Diagnostic de Performance Energétique

Voorafgaand aan elk huur- of koopcontract moet een technische analyse worden opgemaakt over het (geschatte) energieverbruik van het pand.

Dit levert het ook in Nederland gekende energielabel op. Ook dit rapport moet worden opgesteld door een erkende specialist en het rapport moet ter inzage worden gegeven aan kopers of huurders van het pand.

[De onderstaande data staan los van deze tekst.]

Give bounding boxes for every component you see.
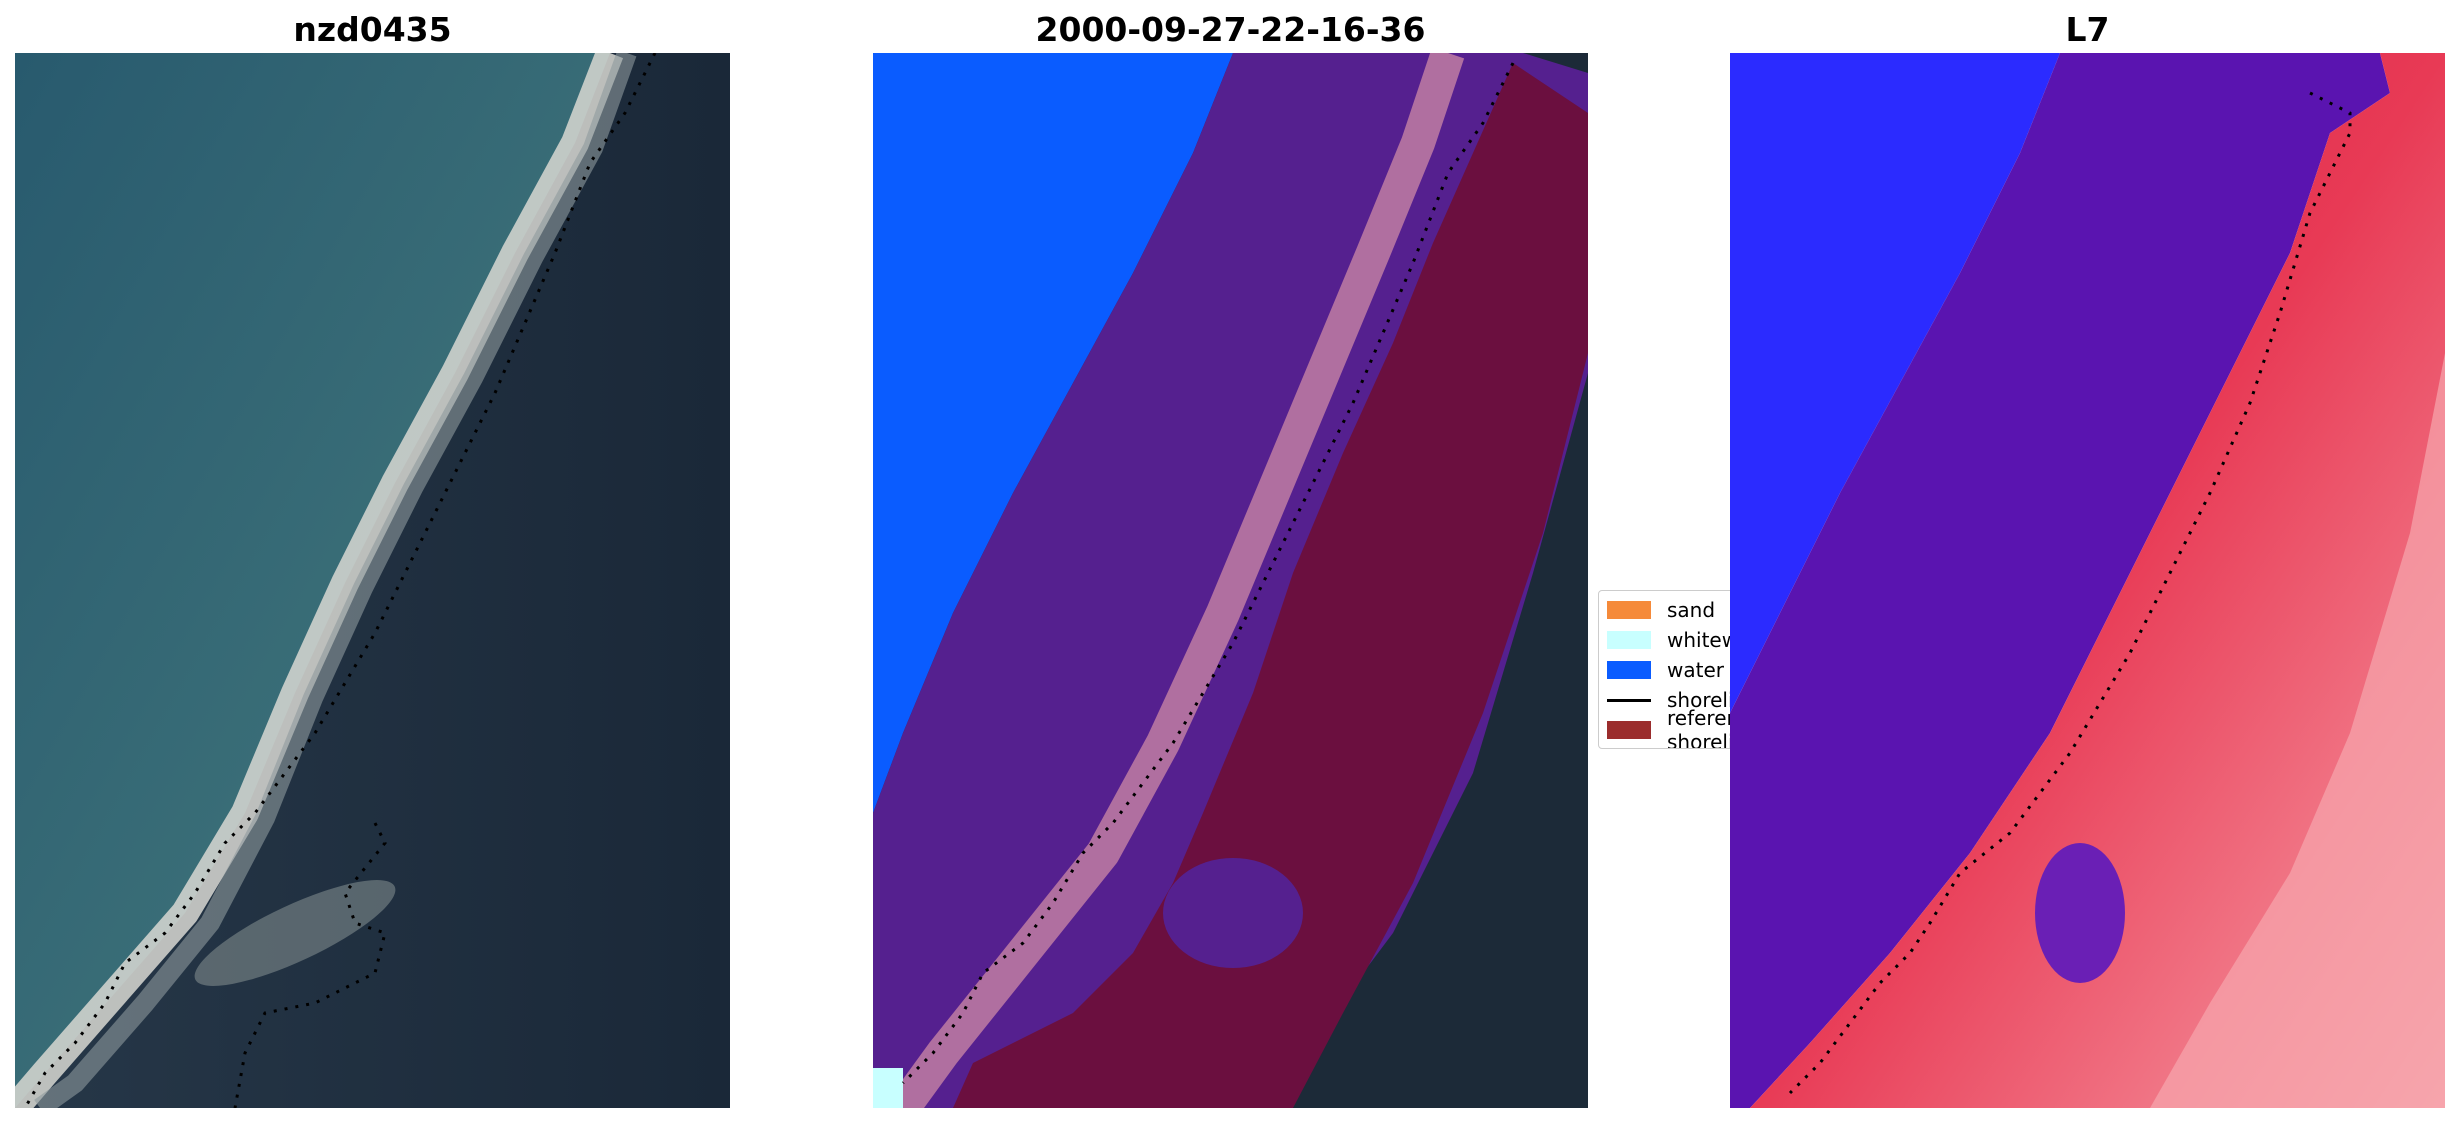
ocean-area — [15, 53, 610, 1108]
pink-sand-band — [889, 53, 1465, 1108]
whitewater-swatch — [1607, 631, 1651, 649]
classified-panel — [873, 53, 1588, 1108]
rgb-image — [15, 53, 730, 1108]
index-panel — [1730, 53, 2445, 1108]
water-class — [873, 53, 1233, 813]
wet-sand — [34, 53, 637, 1108]
panel-title-classified: 2000-09-27-22-16-36 — [1035, 10, 1426, 49]
legend-label-shoreline: shoreline — [1667, 688, 1739, 712]
panel-title-index: L7 — [2065, 10, 2110, 49]
legend-label-whitewater: whitewater — [1667, 628, 1739, 652]
water-swatch — [1607, 661, 1651, 679]
legend-item-sand: sand — [1607, 597, 1739, 623]
land-overlay — [953, 63, 1588, 1108]
legend-label-sand: sand — [1667, 598, 1716, 622]
classified-image — [873, 53, 1588, 1108]
sand-swatch — [1607, 601, 1651, 619]
panel-title-rgb: nzd0435 — [293, 10, 452, 49]
index-shoreline — [1788, 91, 2352, 1095]
index-image — [1730, 53, 2445, 1108]
purple-band-index — [1730, 53, 2390, 1108]
detected-shoreline — [23, 53, 657, 1108]
shoreline-line-sample — [1607, 698, 1651, 702]
legend-item-shoreline: shoreline — [1607, 687, 1739, 713]
legend-label-water: water — [1667, 658, 1724, 682]
rgb-image-panel — [15, 53, 730, 1108]
legend-item-reference: reference shoreline — [1607, 706, 1739, 748]
red-land-index — [1750, 53, 2445, 1108]
legend: sand whitewater water shoreline referenc… — [1598, 590, 1740, 749]
reference-swatch — [1607, 721, 1651, 739]
legend-item-whitewater: whitewater — [1607, 627, 1739, 653]
legend-label-reference: reference shoreline — [1667, 706, 1739, 749]
legend-item-water: water — [1607, 657, 1739, 683]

Het is zelfs zo dat dit rapport aan een makelaar moet worden overhandigd, voordat deze makelaar het huis in de verkoop mag nemen. Het rapport kan ook technische aanbevelingen bevatten voor verbetering van de energie-efficiëntie.

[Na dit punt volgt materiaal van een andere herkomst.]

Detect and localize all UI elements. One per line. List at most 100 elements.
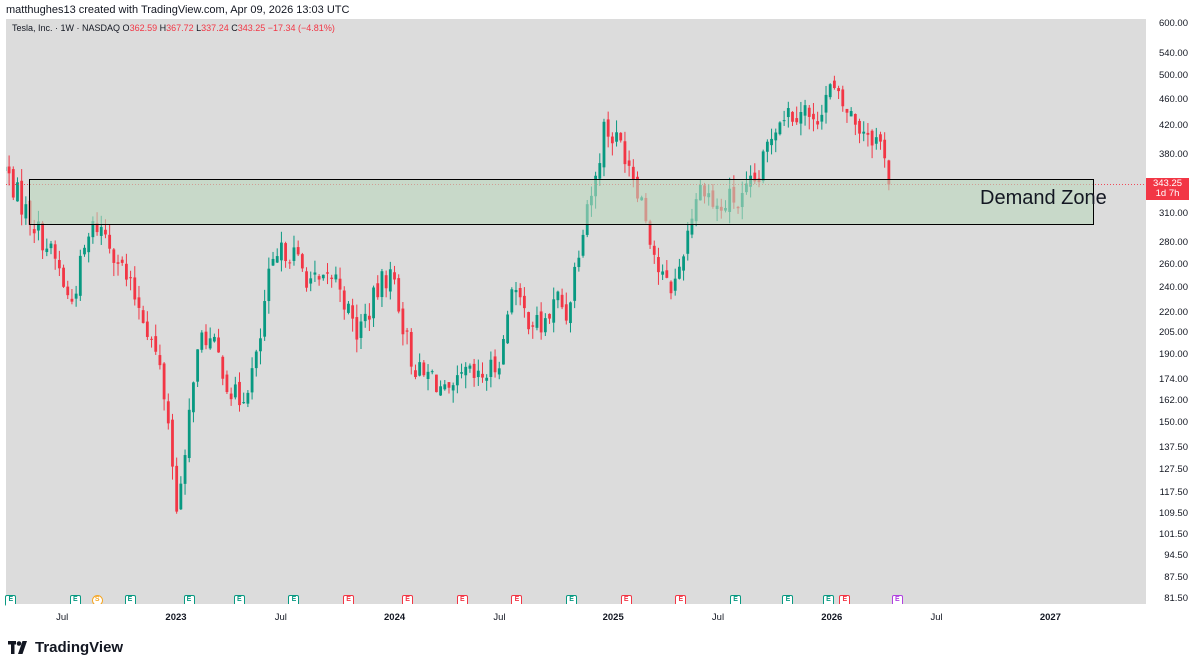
candle-body[interactable] [824,94,828,113]
candle-body[interactable] [11,169,15,198]
candle-body[interactable] [233,384,237,398]
candle-body[interactable] [246,392,250,404]
candle-body[interactable] [409,332,413,367]
candle-body[interactable] [393,272,396,280]
candle-body[interactable] [552,299,556,323]
candle-body[interactable] [799,112,803,124]
candle-body[interactable] [158,355,162,366]
candle-body[interactable] [355,317,359,340]
candle-body[interactable] [866,132,870,135]
candle-body[interactable] [175,465,179,512]
candle-body[interactable] [677,266,681,279]
candle-body[interactable] [384,275,388,289]
candle-body[interactable] [786,108,790,118]
candle-body[interactable] [778,122,782,135]
candle-body[interactable] [70,298,74,302]
candle-body[interactable] [468,365,472,369]
candle-body[interactable] [388,269,392,292]
candle-body[interactable] [610,136,614,144]
candle-body[interactable] [874,137,878,144]
candle-body[interactable] [263,301,267,337]
candle-body[interactable] [401,308,405,335]
candle-body[interactable] [259,338,262,352]
candle-body[interactable] [250,368,254,393]
candle-body[interactable] [296,247,300,255]
candle-body[interactable] [858,120,861,134]
candle-body[interactable] [765,141,769,152]
candle-body[interactable] [212,336,216,342]
candle-body[interactable] [573,266,577,301]
candle-body[interactable] [347,303,350,313]
candle-body[interactable] [242,402,246,404]
candle-body[interactable] [451,385,455,391]
candle-body[interactable] [95,222,99,233]
candle-body[interactable] [254,351,258,369]
candle-body[interactable] [414,370,417,378]
candle-body[interactable] [7,166,11,174]
candle-body[interactable] [606,119,610,137]
candle-body[interactable] [807,107,811,117]
candle-body[interactable] [522,295,526,309]
candle-body[interactable] [49,243,53,249]
candle-body[interactable] [623,141,627,165]
candle-body[interactable] [418,362,422,376]
candle-body[interactable] [83,247,86,255]
candle-body[interactable] [657,257,660,273]
candle-body[interactable] [162,363,166,400]
candle-body[interactable] [229,393,233,400]
candle-body[interactable] [238,381,241,406]
candle-body[interactable] [66,286,70,296]
candle-body[interactable] [602,121,606,168]
candle-body[interactable] [41,222,45,251]
candle-body[interactable] [208,338,212,349]
candle-body[interactable] [669,281,673,294]
candle-body[interactable] [535,314,539,328]
candle-body[interactable] [141,310,145,323]
candle-body[interactable] [577,257,581,268]
candle-body[interactable] [879,134,882,142]
candle-body[interactable] [313,272,317,275]
candle-body[interactable] [435,374,438,393]
candle-body[interactable] [330,277,334,279]
candle-body[interactable] [376,283,380,298]
candle-body[interactable] [292,247,296,261]
candle-body[interactable] [108,234,112,249]
candle-body[interactable] [91,221,95,238]
candle-body[interactable] [531,325,535,327]
candle-body[interactable] [539,311,543,333]
candle-body[interactable] [556,291,560,301]
candle-body[interactable] [120,259,124,263]
candle-body[interactable] [820,114,824,122]
candle-body[interactable] [112,249,116,263]
candle-body[interactable] [690,218,694,235]
candle-body[interactable] [476,370,480,378]
candle-body[interactable] [217,337,220,353]
candle-body[interactable] [527,312,530,330]
candle-body[interactable] [489,359,493,377]
candle-body[interactable] [221,356,225,379]
candle-body[interactable] [204,331,208,346]
candle-body[interactable] [124,263,128,280]
candle-body[interactable] [20,180,24,215]
candle-body[interactable] [753,172,757,182]
candle-body[interactable] [367,315,371,320]
candle-body[interactable] [615,132,618,142]
candle-body[interactable] [661,271,665,275]
candle-body[interactable] [78,255,82,296]
candle-body[interactable] [166,401,170,424]
candle-body[interactable] [426,371,430,379]
candle-body[interactable] [192,382,195,413]
candle-body[interactable] [288,262,292,264]
candle-body[interactable] [682,256,685,271]
candle-body[interactable] [53,244,57,259]
candle-body[interactable] [309,278,313,284]
candle-body[interactable] [883,139,887,159]
candle-body[interactable] [803,105,807,116]
candle-body[interactable] [338,278,342,290]
candle-body[interactable] [225,374,229,393]
candle-body[interactable] [506,314,510,344]
candle-body[interactable] [321,274,325,279]
candle-body[interactable] [45,248,49,253]
candle-body[interactable] [154,336,158,352]
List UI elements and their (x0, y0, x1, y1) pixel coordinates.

Deze verplichting geldt voor elk woonhuis dat te koop of te huur wordt aangeboden, met enkele uitzonderingen:

  • industrie- of landbouwgebouwen waar de functie ‘wonen’ slechts een klein deel uitmaakt van het elektriciteitsgebruik;
  • erkende rijksmonumenten en kerken;
  • gebouwen met een bebouwd bruto-oppervlak van minder dan 50 m2;
  • tijdelijke gebouwen (met een levensduur van minder dan 2 jaar);
  • woonhuizen waar geen enkele vorm van verwarming aanwezig is;
  • bouwvallen. De  definitie hiervan laat ruimte voor verschillende interpretaties en dus interessante discussies.

Dit rapport is trouwens een farce. Het leidt tot een theoretische berekening van het energiegebruik, die meestal fel afwijkt van het feitelijke gebruik. De inspecteur mag een zogenaamd ‘maagdelijk’ rapport opleveren (dit is algemene tekst zonder analyse van het specifieke huis) als de verkoper of verhuurder niet in staat of niet bereid is om de inspecteur inzage te geven in zijn energierekening.